In the child safety conference, ACS wanted to remove Adam again from my care. I was upset. I was trying my hardest to get Adam his meds. I gave ACS the numbers to the emergency room, the pharmacy and the insurance company so they could find out for themselves what happened. But they wanted to take Adam because of my past history. They said it directly: “Your history is a problem.”

I was lucky this time. I had a paper trail to prove why Adam was on the wrong medicine, and what I was trying to do to fix the situation. Without that, he could have been gone all over again.

The Damage Is Done

The system allowed me to get molested. Then they took my son. And no matter how hard I try, I can’t get the system out of my life.
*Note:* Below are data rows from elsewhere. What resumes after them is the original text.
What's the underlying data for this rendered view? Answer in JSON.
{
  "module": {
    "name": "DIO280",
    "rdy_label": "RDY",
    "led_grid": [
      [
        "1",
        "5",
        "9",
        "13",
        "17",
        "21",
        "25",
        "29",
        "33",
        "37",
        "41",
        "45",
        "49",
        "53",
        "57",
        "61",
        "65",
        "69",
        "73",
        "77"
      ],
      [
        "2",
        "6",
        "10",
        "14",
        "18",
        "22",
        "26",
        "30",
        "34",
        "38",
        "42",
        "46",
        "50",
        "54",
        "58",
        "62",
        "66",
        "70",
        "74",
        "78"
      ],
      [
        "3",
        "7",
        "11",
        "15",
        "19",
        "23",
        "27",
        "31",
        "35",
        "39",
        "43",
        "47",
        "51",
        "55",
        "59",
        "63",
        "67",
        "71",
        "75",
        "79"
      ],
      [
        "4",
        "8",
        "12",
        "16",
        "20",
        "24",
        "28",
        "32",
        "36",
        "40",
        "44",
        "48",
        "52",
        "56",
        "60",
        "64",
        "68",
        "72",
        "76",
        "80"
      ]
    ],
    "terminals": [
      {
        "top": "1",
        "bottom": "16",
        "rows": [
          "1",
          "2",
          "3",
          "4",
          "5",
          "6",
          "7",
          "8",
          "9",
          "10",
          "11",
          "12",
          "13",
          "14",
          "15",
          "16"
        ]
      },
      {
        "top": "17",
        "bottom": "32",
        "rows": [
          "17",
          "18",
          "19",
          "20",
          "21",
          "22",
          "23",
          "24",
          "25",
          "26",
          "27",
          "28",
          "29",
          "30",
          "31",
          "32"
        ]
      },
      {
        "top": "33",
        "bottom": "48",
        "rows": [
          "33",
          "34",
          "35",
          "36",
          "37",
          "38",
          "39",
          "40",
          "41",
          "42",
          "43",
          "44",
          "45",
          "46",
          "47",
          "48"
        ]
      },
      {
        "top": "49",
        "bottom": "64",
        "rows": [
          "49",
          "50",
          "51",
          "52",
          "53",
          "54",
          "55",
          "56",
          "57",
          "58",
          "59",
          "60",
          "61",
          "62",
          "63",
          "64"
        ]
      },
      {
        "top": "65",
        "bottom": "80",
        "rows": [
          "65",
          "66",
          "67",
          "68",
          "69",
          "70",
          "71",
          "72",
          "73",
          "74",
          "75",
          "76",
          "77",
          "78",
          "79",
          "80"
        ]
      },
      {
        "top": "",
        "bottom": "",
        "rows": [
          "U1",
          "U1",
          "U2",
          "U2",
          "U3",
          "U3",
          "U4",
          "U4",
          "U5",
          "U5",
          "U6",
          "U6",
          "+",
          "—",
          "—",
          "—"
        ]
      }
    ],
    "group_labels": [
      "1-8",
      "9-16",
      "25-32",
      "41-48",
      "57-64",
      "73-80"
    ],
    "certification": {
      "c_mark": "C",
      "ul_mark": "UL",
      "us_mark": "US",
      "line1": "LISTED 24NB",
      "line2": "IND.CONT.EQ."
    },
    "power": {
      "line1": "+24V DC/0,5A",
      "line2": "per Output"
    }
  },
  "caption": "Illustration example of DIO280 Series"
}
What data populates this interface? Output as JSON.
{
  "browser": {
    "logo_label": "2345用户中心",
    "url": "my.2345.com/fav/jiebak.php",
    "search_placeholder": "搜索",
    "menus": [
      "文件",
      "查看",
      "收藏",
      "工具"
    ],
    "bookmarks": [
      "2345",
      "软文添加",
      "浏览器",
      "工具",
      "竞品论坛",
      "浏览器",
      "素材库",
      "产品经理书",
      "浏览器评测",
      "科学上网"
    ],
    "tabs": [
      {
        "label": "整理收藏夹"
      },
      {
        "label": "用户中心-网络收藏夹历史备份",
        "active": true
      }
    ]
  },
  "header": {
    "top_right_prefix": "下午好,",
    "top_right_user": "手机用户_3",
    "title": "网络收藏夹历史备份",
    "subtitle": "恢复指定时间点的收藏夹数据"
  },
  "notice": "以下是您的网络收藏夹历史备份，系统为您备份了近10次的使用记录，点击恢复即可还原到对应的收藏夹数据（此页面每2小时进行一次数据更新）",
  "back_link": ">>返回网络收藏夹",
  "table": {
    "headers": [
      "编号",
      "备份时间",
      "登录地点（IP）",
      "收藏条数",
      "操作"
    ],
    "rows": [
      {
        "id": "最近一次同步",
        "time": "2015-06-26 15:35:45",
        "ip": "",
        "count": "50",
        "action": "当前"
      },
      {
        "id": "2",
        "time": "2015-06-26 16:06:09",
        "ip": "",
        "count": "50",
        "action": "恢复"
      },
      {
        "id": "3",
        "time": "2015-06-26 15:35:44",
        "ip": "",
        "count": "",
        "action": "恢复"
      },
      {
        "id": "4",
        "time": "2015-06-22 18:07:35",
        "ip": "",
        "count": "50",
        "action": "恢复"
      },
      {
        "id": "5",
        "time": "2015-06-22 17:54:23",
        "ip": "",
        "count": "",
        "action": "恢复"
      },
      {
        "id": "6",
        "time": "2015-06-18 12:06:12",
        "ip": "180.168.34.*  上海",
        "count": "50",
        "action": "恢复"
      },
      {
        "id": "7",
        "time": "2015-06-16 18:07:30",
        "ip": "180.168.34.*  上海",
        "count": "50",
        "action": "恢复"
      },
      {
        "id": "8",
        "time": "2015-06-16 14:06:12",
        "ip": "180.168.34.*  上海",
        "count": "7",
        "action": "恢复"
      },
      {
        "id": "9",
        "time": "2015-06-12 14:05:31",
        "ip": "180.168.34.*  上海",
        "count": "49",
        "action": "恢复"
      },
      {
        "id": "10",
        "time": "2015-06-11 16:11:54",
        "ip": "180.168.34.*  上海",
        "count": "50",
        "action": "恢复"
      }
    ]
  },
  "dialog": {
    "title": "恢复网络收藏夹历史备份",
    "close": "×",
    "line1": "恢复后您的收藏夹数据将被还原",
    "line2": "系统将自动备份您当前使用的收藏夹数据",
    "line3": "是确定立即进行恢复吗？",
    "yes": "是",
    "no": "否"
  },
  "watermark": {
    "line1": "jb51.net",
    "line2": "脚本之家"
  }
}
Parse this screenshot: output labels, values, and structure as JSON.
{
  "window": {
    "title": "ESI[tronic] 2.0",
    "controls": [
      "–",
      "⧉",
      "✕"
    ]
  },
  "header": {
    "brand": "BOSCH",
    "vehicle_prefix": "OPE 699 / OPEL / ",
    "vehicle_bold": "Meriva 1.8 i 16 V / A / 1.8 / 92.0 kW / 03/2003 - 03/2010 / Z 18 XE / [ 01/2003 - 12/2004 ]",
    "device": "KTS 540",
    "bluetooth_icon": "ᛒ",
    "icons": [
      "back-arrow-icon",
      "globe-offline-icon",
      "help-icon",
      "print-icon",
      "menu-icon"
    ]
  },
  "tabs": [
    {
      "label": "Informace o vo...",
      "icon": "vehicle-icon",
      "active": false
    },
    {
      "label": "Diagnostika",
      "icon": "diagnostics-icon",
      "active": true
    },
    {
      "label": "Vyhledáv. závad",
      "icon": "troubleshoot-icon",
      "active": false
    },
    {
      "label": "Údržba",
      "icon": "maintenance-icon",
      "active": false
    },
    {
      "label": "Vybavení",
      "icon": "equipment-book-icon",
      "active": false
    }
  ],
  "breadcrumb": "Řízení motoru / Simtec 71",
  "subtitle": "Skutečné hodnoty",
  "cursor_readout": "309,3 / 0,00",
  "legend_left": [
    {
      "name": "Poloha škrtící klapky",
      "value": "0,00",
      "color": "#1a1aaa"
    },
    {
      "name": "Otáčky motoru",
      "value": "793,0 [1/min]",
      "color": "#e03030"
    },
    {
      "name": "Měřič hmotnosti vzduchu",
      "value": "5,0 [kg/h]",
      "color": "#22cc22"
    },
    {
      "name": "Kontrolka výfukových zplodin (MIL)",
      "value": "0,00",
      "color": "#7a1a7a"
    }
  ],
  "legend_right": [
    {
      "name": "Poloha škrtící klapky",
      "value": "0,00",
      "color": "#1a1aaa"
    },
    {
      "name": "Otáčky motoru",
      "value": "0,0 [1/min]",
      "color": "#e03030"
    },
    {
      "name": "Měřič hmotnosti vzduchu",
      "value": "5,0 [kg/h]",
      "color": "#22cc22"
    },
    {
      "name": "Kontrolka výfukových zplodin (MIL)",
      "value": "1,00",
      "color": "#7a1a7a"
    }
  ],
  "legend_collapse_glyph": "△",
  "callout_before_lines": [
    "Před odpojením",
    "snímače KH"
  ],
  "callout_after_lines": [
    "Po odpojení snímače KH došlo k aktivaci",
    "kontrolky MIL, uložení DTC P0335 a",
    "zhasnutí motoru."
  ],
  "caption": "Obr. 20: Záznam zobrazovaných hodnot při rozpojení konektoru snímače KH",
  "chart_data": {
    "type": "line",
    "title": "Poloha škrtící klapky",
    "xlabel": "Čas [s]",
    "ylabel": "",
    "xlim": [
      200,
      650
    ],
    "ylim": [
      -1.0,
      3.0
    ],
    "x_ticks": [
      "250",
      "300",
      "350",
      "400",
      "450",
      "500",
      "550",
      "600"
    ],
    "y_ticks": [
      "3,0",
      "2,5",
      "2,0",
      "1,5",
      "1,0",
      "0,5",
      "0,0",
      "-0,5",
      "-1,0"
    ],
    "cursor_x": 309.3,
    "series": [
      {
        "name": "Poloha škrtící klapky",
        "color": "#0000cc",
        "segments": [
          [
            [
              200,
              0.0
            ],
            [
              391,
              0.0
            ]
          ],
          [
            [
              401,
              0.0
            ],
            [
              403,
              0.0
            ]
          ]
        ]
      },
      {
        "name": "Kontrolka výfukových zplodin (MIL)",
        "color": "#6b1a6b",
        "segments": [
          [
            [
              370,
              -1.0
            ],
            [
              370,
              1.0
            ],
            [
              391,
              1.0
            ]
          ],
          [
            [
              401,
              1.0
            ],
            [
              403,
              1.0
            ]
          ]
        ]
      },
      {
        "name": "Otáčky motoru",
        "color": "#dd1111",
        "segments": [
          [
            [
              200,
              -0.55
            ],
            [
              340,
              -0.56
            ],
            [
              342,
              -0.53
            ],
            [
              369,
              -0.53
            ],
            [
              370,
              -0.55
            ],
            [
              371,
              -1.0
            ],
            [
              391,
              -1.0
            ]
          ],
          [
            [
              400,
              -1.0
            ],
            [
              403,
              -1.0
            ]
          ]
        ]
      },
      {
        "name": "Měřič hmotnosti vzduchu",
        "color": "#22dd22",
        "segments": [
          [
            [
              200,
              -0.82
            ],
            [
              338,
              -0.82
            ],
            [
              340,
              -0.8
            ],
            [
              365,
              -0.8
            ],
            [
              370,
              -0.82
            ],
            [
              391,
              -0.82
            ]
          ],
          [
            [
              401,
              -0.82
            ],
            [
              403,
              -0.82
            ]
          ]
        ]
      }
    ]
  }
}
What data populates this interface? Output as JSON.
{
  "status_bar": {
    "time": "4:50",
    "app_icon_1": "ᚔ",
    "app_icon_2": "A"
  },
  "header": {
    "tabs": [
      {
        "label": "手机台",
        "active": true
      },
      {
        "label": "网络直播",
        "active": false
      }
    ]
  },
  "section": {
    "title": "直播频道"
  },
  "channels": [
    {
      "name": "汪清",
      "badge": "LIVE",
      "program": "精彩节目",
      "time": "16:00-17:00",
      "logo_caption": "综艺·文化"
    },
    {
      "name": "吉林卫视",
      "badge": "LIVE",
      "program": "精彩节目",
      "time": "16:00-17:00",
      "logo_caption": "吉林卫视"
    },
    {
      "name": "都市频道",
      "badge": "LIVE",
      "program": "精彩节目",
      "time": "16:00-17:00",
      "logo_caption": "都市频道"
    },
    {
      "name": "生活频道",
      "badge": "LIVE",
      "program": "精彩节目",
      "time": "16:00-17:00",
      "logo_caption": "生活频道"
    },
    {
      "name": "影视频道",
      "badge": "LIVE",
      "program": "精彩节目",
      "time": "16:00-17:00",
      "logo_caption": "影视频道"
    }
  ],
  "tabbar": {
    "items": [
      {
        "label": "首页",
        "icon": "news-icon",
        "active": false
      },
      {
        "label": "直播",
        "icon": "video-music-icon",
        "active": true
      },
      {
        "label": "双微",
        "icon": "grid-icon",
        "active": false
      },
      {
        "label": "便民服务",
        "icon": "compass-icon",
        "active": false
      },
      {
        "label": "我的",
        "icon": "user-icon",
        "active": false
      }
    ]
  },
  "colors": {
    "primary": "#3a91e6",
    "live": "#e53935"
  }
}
It was so hard for me when Adam was in foster care as a baby. I saw him only twice a week for two hours. I felt alone in my pain and, for a while, I spiraled out of control drinking and smoking. The foster mother was good to him from what I saw, but I hated watching him go home with her. I hated not being with him. I hated when he called her Mommy.

Now, in a lot of ways Adam is a happy kid. He loves to play, play, play. He is also very affectionate. He runs up on me a million times a day with his sweet, “I love you, Mommy.”

But when he feels like he’s losing my attention to his younger brother, he’ll refuse to listen and be very mean to his brother. His separation anxiety also got so much worse after his second foster care placement. He needs a lot of reassurance that I love him and that I’m not going anywhere.

Sometimes I need reassurance myself.

I have bad nightmares about losing Adam or something terrible happening to him. Most times my dreams are a combination of everything bad that I’ve lived through.

ACS has caused my family immense suffering. ACS refused to help me at any and every point in my life that I needed help. If ACS had helped me when I needed help, a lot of my life could have been different. My son Adam might even be a happy-go-lucky kid.